Sunday, August 19, 2018 0 comments By: Jack Downer

Don't Miss Out on Fall Vegetable Gardening


Fall Vegetable Gardening is Not to Be Missed
Tom Ingram: Ask a Master Gardener
Sunday, August 19, 2018
Q: I plant a vegetable garden every year in the spring, but I have never tried a fall vegetable garden. What can I plant in a fall garden and when do I plant? SM
A: Oftentimes, fall vegetable gardens get overlooked because we don’t know what to plant, or maybe we are just tired from our spring and summer gardens and ready to call it quits. Either way, growing fresh vegetables can be a year-round activity. And what you may not realize is that some of the best and tastiest vegetables are grown in the fall when warm sunny days and cool humid nights create wonderful growing conditions.
You can divide fall crops into two groups: “tender” and “semi-hardy.” “Tender” means these vegetables will need to reach full maturity and production before the first frost brings their season to an end. “Semi-hardy” means they may continue to grow and be harvested after several frosts. In northeast Oklahoma, Nov. 15 is our average first freeze date. So, unless something unusual happens (in Oklahoma?), you can have fresh vegetables straight from the vine until November and then refrigerate the rest for continued enjoyment.
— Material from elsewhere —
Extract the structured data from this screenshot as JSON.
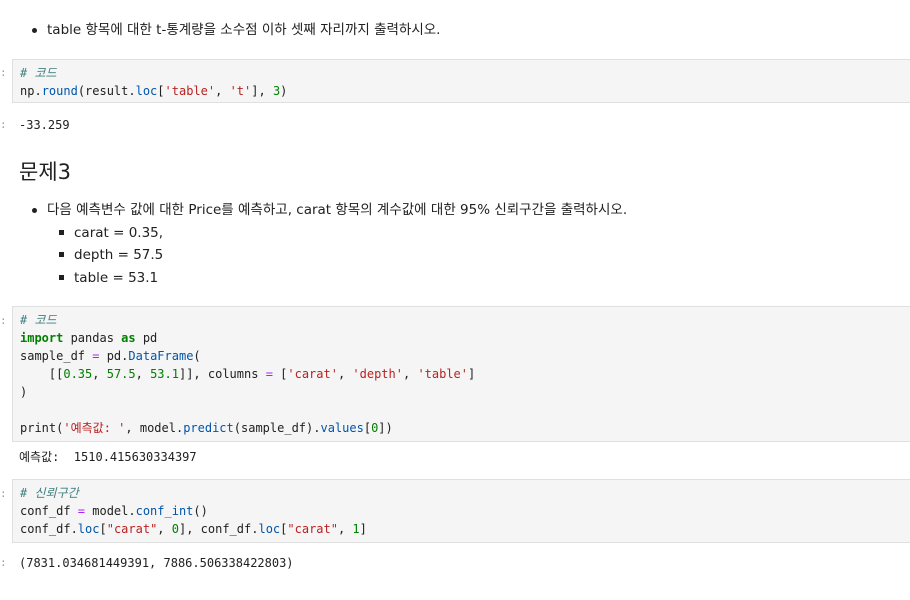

With the cooler weather we are having (watch it change since I wrote that), now is the perfect time to plant a variety of tender and semi-hardy crops. Tender varieties you could plant now would include bush beans, lima beans, cucumber and squash. Semi-hardy crops would include cabbage and cauliflower (transplants), collards, potatoes (seed potatoes), kale, kohlrabi, lettuce (a little late, but I did anyway), parsnips, radishes, swiss chard and turnips.
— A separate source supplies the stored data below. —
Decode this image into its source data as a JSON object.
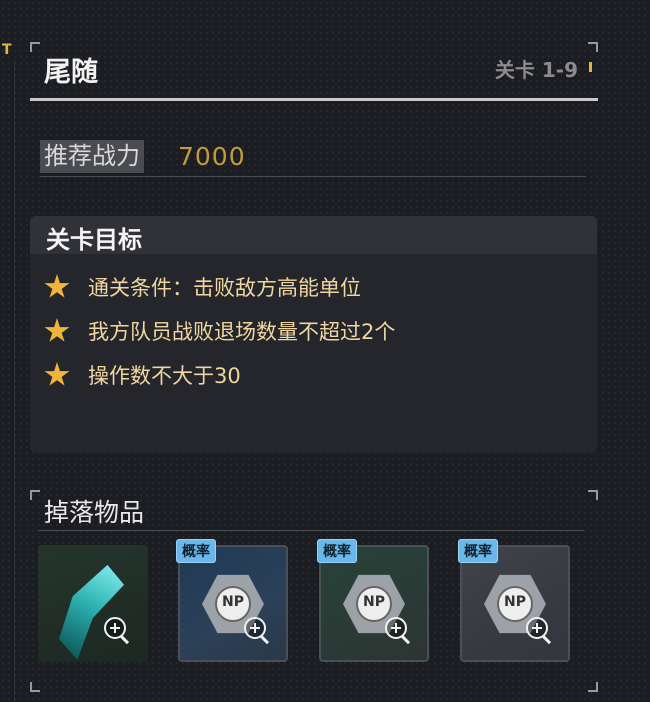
{
  "header": {
    "title": "尾随",
    "level": "关卡 1-9",
    "side_marker": "T"
  },
  "power": {
    "label": "推荐战力",
    "value": "7000"
  },
  "goals": {
    "title": "关卡目标",
    "items": [
      {
        "text": "通关条件：击败敌方高能单位"
      },
      {
        "text": "我方队员战败退场数量不超过2个"
      },
      {
        "text": "操作数不大于30"
      }
    ]
  },
  "drops": {
    "title": "掉落物品",
    "items": [
      {
        "badge": "",
        "icon": "crystal-icon",
        "np": ""
      },
      {
        "badge": "概率",
        "icon": "np-chip-icon",
        "np": "NP"
      },
      {
        "badge": "概率",
        "icon": "np-chip-icon",
        "np": "NP"
      },
      {
        "badge": "概率",
        "icon": "np-chip-icon",
        "np": "NP"
      }
    ]
  },
  "colors": {
    "accent": "#e7b43a",
    "goal_text": "#f0d6a0",
    "badge": "#6cb7ea",
    "power_value": "#c49a3c"
  }
}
Starting in September, you can plant garlic and onions, which are great crops to start in the fall as they grow all winter. If you do this, in late spring next year, you can harvest fresh garlic and onions to last you the entire year (if you grew enough).
Mulch should be an important part of your garden strategy any time of year as mulch helps retain moisture, as well as reduces weeding. In addition, mulch controls soil temperature swings during the day, which helps keep those tender roots happy.
Oftentimes, people contact us wanting to know what type of fertilizer would be best for their situation and how much they should use. There is really no good way to answer this question without testing your soil.
Getting a soil test is not hard. All you need to do is get 15-20 samples of soil from your garden and put them in a bucket. Be sure to dig down about 6 inches with your trowel for these samples. Remove any nonsoil debris and mix up the soil. Then, bring about a sandwich bag’s worth to the extension office. We’ll send it off to Oklahoma State University, and within about 2 weeks, you will know the basic nutrient content of your soil and how to best amend it for optimal results. The test will cost you $10, but in my view, it is likely the best $10 you will ever spend. Happy gardening!
Garden tips
  • Discontinue deadheading roses by mid-August to help initiate winter hardiness.
  • Irrigated warm-season lawns, such as Bermuda and zoysia, can be fertilized once again; apply 1-pound Nitrogen per 1,000 square feet this month. Do not fertilize these grasses after the end of August. Do not fertilize tall fescue lawns in summer; fertilize in late September after it cools and again in November.
  • This time of the year is generally not the best time to prune, but if you have damage to trees and shrubs due to storms, prune out the damage now.